Com a escassez de alimentos na Faixa de Gaza, sitiada e devastada pela guerra entre Israel e o grupo palestino Hamas, algumas famílias que vivem na região recorrem à carne de tartaruga como uma rara fonte de proteína. É uma das poucas alternativas para driblar a fome.
Depois que o casco da tartaruga é removido, a carne é desfiada, fervida e cozida com uma mistura de cebola, pimentão, tomate e temperos. Para limpar a carne, Majida Qanan a mistura com farinha e vinagre.
— As crianças tinham medo da tartaruga e nós dissemos que tinha um sabor tão delicioso quanto o de vitela — conta Majida, sem desviar o olhar da panela no fogão. Ele salienta que "algumas comeram, mas outras se recusaram" a alimentar-se da tartaruga.
Na ausência de uma opção de alimento mais convencional, esta é a terceira vez que a palestina de 61 anos se vê obrigada a preparar um prato à base de tartaruga para sua família, que vive atualmente em uma tenda para deslocados em Khan Yunis, no sul da Faixa de Gaza.
Primo de Majida, o pescador Abdul Halilm Qanan conta que a família "nunca esperava comer uma tartaruga". No entanto, a falta de proteína disponível após o início da guerra, há 18 meses, obrigou a decisão.
— Quando começou a guerra, não tínhamos comida e isto era tudo que tínhamos como proteína. Não havia carne, os preços das verduras eram astronômicos. Ninguém podia pagar — conta.
Abdul Halim Qanan salienta que as tartarugas são mortas seguindo o rito halal, conforme os preceitos da religião muçulmana. As tartarugas marinhas são protegidas internacionalmente como espécie em extinção, mas aquelas capturadas nas redes dos pescadores de Gaza servem como alimento.
— Se não houvesse fome, não comeríamos (tartarugas), mas temos que compensar com algo — argumenta.
Mais de 2,4 milhões de pessoas em situação crítica
Passados 18 meses do início da guerra entre Israel e o movimento islamista palestino Hamas, a Faixa de Gaza e seus 2,4 milhões de habitantes enfrentam uma situação humanitária crítica.

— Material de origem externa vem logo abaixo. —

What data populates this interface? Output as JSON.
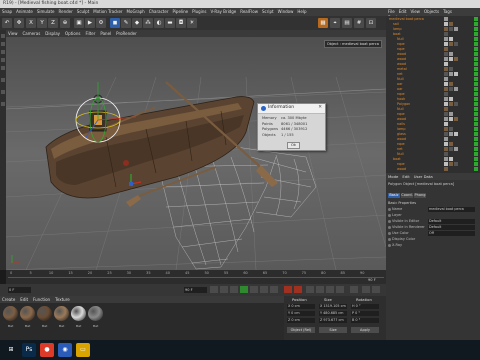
{
  "window": {
    "title": "R19) - [Medieval fishing boat.c4d *] - Main"
  },
  "menubar": [
    "Snap",
    "Animate",
    "Simulate",
    "Render",
    "Sculpt",
    "Motion Tracker",
    "MoGraph",
    "Character",
    "Pipeline",
    "Plugins",
    "V-Ray Bridge",
    "RealFlow",
    "Script",
    "Window",
    "Help"
  ],
  "toolbar": {
    "axis_buttons": [
      "X",
      "Y",
      "Z"
    ]
  },
  "viewport": {
    "menu": [
      "View",
      "Cameras",
      "Display",
      "Options",
      "Filter",
      "Panel",
      "ProRender"
    ],
    "tooltip": "Object : medieval boat perca"
  },
  "info_dialog": {
    "title": "Information",
    "rows": [
      {
        "k": "Memory",
        "v": "ca. 300 Mbyte"
      },
      {
        "k": "Points",
        "v": "8061 / 348001"
      },
      {
        "k": "Polygons",
        "v": "4466 / 303912"
      },
      {
        "k": "Objects",
        "v": "1 / 155"
      }
    ],
    "ok_label": "Ok"
  },
  "timeline": {
    "ticks": [
      "0",
      "5",
      "10",
      "15",
      "20",
      "25",
      "30",
      "35",
      "40",
      "45",
      "50",
      "55",
      "60",
      "65",
      "70",
      "75",
      "80",
      "85",
      "90"
    ],
    "frame_label": "90 F"
  },
  "transport": {
    "start_field": "0 F",
    "end_field": "90 F"
  },
  "materials": {
    "menu": [
      "Create",
      "Edit",
      "Function",
      "Texture"
    ],
    "items": [
      {
        "name": "Mat",
        "color": "#7d5e44"
      },
      {
        "name": "Mat",
        "color": "#8c6a4c"
      },
      {
        "name": "Mat",
        "color": "#6b4d35"
      },
      {
        "name": "Mat",
        "color": "#9b7a5a"
      },
      {
        "name": "Mat",
        "color": "#d9d9d9"
      },
      {
        "name": "Mat",
        "color": "#8a8a8a"
      }
    ]
  },
  "coordinates": {
    "headers": [
      "Position",
      "Size",
      "Rotation"
    ],
    "rows": [
      [
        "X 0 cm",
        "X 1519.105 cm",
        "H 0 °"
      ],
      [
        "Y 0 cm",
        "Y 480.685 cm",
        "P 0 °"
      ],
      [
        "Z 0 cm",
        "Z 973.677 cm",
        "B 0 °"
      ]
    ],
    "mode": "Object (Rel)",
    "size_mode": "Size",
    "apply_label": "Apply"
  },
  "objects_panel": {
    "menu": [
      "File",
      "Edit",
      "View",
      "Objects",
      "Tags",
      "Bookmarks"
    ],
    "items": [
      {
        "name": "medieval boat perca",
        "indent": 0
      },
      {
        "name": "sail",
        "indent": 1
      },
      {
        "name": "lamp",
        "indent": 1
      },
      {
        "name": "boat",
        "indent": 1
      },
      {
        "name": "Null",
        "indent": 2
      },
      {
        "name": "rope",
        "indent": 2
      },
      {
        "name": "rope",
        "indent": 2
      },
      {
        "name": "wood",
        "indent": 2
      },
      {
        "name": "wood",
        "indent": 2
      },
      {
        "name": "wood",
        "indent": 2
      },
      {
        "name": "metal",
        "indent": 2
      },
      {
        "name": "net",
        "indent": 2
      },
      {
        "name": "Null",
        "indent": 2
      },
      {
        "name": "oar",
        "indent": 2
      },
      {
        "name": "oar",
        "indent": 2
      },
      {
        "name": "rope",
        "indent": 2
      },
      {
        "name": "hook",
        "indent": 2
      },
      {
        "name": "Polygon",
        "indent": 2
      },
      {
        "name": "Null",
        "indent": 2
      },
      {
        "name": "rope",
        "indent": 2
      },
      {
        "name": "wood",
        "indent": 2
      },
      {
        "name": "nails",
        "indent": 2
      },
      {
        "name": "lamp",
        "indent": 2
      },
      {
        "name": "glass",
        "indent": 2
      },
      {
        "name": "wood",
        "indent": 2
      },
      {
        "name": "rope",
        "indent": 2
      },
      {
        "name": "net",
        "indent": 2
      },
      {
        "name": "Null",
        "indent": 2
      },
      {
        "name": "boat",
        "indent": 1
      },
      {
        "name": "rope",
        "indent": 2
      },
      {
        "name": "wood",
        "indent": 2
      }
    ]
  },
  "attributes": {
    "menu": [
      "Mode",
      "Edit",
      "User Data"
    ],
    "title": "Polygon Object [medieval boat perca]",
    "tabs": [
      "Basic",
      "Coord.",
      "Phong"
    ],
    "section": "Basic Properties",
    "fields": [
      {
        "label": "Name",
        "value": "medieval boat perca"
      },
      {
        "label": "Layer",
        "value": ""
      },
      {
        "label": "Visible in Editor",
        "value": "Default"
      },
      {
        "label": "Visible in Renderer",
        "value": "Default"
      },
      {
        "label": "Use Color",
        "value": "Off"
      },
      {
        "label": "Display Color",
        "value": ""
      },
      {
        "label": "X-Ray",
        "value": ""
      }
    ]
  },
  "taskbar": {
    "apps": [
      {
        "name": "Ps",
        "color": "#0a2a4a",
        "glyph": "Ps"
      },
      {
        "name": "Chrome",
        "color": "#dd3b2a",
        "glyph": "●"
      },
      {
        "name": "Cinema 4D",
        "color": "#2b5cb8",
        "glyph": "◉"
      },
      {
        "name": "Explorer",
        "color": "#d9a300",
        "glyph": "▭"
      }
    ]
  }
}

"A fome não é apenas um risco, e sim parece se propagar rapidamente por quase todas as regiões de Gaza", advertiu esta semana um grupo de ONGs internacionais.
Desde 2 de março, Israel bloqueia o fornecimento de ajuda humanitária, acusando o Hamas de desviar os suprimentos. O movimento palestino nega e acusa Israel de "usar a fome como arma de guerra".
— Não há passagens abertas e não há nada no mercado. Quando compro dois saquinhos (de legumes) por 80 shekels (aproximadamente US$ 22, ou R$ 127), não há carne — explica Majida Qanan.
Segundo o Escritório para a Coordenação de Assuntos Humanitários (OCHA) da Organização das Nações Unidas (ONU), atualmente a Faixa de Gaza enfrenta provavelmente "a pior situação humanitária" desde o início do conflito, desencadeado pelo ataque terrorista do Hamas contra Israel em 7 de outubro de 2023.
Em junho do ano passado, trabalhadores humanitários afirmaram que a situação de alguns palestinos era tão precária que haviam sido forçados a recorrer a alimentos para animais ou a comer grama, e até mesmo a beber águas residuais.
Em 19 de janeiro, no entanto, entrou em vigor uma trégua que facilitou a passagem de ajuda humanitária para a Faixa de Gaza. A pausa nas hostilidades foi novamente interrompida por Israel, que em 18 de março retomou as operações militares no território palestino.